You diagnosed and solved a readiness probe error, next you verify end-to-end connectivity.

Verify end-to-end connectivity

After completing all troubleshooting scenarios, you confirm the application is fully functional.

Run the following command to use port-forward to access the Service.

kubectl port-forward service/api-service 8080:80 -n aks-troubleshoot

In the menu bar select Terminal > New Terminal to open a second terminal window in VS Code.
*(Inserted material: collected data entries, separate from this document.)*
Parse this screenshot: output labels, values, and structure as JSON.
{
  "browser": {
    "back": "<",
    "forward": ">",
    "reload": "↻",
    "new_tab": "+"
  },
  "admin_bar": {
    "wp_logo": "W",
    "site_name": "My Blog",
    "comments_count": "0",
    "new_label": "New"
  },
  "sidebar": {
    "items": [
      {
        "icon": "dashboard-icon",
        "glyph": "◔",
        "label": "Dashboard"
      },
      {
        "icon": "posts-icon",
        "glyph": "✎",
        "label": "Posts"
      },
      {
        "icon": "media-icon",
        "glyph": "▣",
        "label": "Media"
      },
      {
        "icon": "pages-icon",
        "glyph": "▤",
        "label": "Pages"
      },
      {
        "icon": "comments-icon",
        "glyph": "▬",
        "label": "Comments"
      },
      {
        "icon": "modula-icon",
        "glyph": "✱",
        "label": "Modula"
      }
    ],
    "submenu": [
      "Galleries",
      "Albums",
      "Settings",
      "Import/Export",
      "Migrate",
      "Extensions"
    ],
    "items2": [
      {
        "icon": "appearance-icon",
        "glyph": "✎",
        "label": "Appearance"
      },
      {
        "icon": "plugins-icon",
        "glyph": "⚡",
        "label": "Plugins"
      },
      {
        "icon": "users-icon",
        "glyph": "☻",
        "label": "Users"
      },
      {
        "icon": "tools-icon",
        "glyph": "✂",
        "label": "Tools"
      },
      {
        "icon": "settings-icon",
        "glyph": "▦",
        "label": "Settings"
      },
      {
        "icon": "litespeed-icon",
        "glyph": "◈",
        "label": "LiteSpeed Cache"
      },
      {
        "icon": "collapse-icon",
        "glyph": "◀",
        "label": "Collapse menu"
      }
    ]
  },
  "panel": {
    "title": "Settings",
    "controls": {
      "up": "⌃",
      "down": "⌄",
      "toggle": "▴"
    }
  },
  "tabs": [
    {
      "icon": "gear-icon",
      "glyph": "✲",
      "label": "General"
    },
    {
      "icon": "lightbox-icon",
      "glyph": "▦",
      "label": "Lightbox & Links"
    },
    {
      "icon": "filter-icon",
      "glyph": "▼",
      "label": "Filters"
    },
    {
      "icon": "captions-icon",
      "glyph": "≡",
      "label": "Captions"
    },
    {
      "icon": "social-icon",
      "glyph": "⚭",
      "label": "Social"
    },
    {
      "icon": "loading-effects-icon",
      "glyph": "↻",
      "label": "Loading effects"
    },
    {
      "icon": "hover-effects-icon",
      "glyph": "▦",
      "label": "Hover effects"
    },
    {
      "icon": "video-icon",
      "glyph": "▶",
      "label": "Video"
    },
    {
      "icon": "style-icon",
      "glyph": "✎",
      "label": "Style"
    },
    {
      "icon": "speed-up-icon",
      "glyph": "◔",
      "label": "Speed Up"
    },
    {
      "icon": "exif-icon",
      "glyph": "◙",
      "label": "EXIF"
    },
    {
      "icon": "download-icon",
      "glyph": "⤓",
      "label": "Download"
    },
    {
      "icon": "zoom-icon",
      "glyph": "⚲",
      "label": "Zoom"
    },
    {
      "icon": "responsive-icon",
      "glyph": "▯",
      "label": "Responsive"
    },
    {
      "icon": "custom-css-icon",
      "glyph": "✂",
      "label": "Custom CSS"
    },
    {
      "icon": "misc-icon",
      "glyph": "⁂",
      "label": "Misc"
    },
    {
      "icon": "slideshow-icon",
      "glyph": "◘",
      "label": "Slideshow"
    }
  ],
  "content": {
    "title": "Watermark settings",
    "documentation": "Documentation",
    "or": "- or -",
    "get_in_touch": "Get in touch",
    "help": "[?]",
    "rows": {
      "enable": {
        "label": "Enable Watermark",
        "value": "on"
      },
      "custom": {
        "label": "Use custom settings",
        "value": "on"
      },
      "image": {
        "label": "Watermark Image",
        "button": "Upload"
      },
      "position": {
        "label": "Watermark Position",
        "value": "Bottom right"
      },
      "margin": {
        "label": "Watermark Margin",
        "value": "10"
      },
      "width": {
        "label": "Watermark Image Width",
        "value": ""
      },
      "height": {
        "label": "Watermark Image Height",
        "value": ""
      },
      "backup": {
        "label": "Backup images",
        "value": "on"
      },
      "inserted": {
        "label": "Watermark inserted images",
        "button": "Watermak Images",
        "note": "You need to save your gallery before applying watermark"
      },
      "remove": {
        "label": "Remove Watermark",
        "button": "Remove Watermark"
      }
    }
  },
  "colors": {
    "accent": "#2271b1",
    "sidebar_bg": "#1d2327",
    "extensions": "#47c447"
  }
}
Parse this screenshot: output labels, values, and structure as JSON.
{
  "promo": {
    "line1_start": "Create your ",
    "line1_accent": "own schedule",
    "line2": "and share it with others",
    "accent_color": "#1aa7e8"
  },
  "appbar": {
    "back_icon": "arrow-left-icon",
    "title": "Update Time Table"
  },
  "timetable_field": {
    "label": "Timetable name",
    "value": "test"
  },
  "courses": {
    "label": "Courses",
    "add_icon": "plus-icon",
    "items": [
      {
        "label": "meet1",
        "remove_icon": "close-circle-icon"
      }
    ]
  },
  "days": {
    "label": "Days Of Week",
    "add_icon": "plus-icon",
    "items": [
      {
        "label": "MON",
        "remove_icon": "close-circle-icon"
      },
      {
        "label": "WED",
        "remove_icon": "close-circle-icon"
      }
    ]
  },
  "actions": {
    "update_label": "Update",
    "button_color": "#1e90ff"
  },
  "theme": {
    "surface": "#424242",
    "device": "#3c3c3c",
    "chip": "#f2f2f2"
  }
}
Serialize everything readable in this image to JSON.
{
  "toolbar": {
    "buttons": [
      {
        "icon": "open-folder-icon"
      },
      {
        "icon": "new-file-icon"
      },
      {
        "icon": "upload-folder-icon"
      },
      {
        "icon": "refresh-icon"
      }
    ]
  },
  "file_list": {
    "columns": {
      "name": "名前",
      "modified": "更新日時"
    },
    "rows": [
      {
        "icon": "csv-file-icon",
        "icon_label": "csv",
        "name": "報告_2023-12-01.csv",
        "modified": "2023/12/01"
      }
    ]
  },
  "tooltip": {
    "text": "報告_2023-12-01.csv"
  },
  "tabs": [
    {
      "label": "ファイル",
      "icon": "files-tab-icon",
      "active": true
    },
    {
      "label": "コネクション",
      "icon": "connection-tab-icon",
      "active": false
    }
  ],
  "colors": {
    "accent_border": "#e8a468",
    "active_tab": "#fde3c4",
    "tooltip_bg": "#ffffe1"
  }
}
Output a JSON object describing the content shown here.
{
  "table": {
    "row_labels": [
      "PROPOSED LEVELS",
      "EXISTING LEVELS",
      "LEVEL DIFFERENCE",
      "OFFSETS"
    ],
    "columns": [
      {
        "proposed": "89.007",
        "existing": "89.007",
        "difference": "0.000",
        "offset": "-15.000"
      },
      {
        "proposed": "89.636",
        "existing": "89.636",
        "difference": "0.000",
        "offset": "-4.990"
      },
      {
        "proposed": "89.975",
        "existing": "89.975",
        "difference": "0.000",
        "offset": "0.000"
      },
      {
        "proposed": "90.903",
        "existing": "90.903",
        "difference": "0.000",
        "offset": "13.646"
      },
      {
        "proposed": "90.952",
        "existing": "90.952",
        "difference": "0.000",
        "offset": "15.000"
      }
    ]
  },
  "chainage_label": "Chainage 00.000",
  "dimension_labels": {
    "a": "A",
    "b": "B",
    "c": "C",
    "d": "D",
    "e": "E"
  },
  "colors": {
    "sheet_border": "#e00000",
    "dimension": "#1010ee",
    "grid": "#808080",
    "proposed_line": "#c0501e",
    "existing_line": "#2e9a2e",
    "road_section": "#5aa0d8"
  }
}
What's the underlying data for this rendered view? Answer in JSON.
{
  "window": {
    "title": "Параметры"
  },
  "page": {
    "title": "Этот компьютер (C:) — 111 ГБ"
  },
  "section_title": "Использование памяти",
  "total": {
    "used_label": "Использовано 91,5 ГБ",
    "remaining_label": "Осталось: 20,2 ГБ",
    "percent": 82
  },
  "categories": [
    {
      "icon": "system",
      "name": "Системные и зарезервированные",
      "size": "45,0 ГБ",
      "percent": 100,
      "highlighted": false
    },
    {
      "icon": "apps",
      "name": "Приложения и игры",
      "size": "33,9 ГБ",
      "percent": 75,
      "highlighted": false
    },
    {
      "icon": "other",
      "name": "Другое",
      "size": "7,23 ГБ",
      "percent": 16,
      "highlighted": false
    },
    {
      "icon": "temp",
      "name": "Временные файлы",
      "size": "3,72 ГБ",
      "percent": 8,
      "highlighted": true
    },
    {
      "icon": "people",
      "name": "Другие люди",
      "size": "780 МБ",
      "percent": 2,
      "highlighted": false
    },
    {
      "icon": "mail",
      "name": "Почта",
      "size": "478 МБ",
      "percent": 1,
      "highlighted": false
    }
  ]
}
Run the following commands to test all endpoints.

# Bash
curl http://localhost:8080/healthz
curl http://localhost:8080/readyz
curl http://localhost:8080/api/info

# PowerShell
Invoke-RestMethod http://localhost:8080/healthz
Invoke-RestMethod http://localhost:8080/readyz
Invoke-RestMethod http://localhost:8080/api/info

Run the following command to check the pod logs to see the requests.
```
kubectl logs -l app=api -n aks-troubleshoot
```

You verified the application is fully functional, next you clean up resources.

Clean up resources

Now that you finished the exercise, you should delete the cloud resources you created to avoid unnecessary resource usage.

Run the following command in the VS Code terminal to delete the resource group, and all resources in the group. Replace <rg-name> with the name you choose earlier in the exercise. The command will launch a background task in Azure to delete the resource group.
```
az group delete --name <rg-name> --no-wait --yes
```

CAUTION: Deleting a resource group deletes all resources contained within it. If you chose an existing resource group for this exercise, any existing resources outside the scope of this exercise will also be deleted.

Troubleshooting

If you encounter issues while setting up this exercise, try the following troubleshooting steps:

Check deployment status with the deployment script

Run the deployment script and select option 6. Check deployment status to verify the state of all deployed resources.
This command checks ACR provisioning state, AKS cluster provisioning state, and Kubernetes resource availability.
Use this output to identify which component may be causing issues.

ACR image pull errors

If pods show ImagePullBackOff or ErrImagePull status, verify the ACR resource was created and the image was pushed successfully.
Run the deployment script option 2. Build and push API image to ACR again if needed.
Confirm the AKS cluster has permission to pull from ACR by checking the deployment script output for successful role assignment.

kubectl connection issues

If kubectl commands fail with connection errors, run the deployment script option 4. Get AKS credentials for kubectl to refresh credentials.
Verify the AKS cluster is running by checking the Azure portal or running az aks show --resource-group <rg-name> --name <aks-name> --query provisioningState.

Resetting the exercise

If you need to start the troubleshooting scenarios over, run the deployment script option 5. Deploy applications to AKS to redeploy the original working configuration.
This reapplies the base deployment and service files, resetting any changes made during the exercise.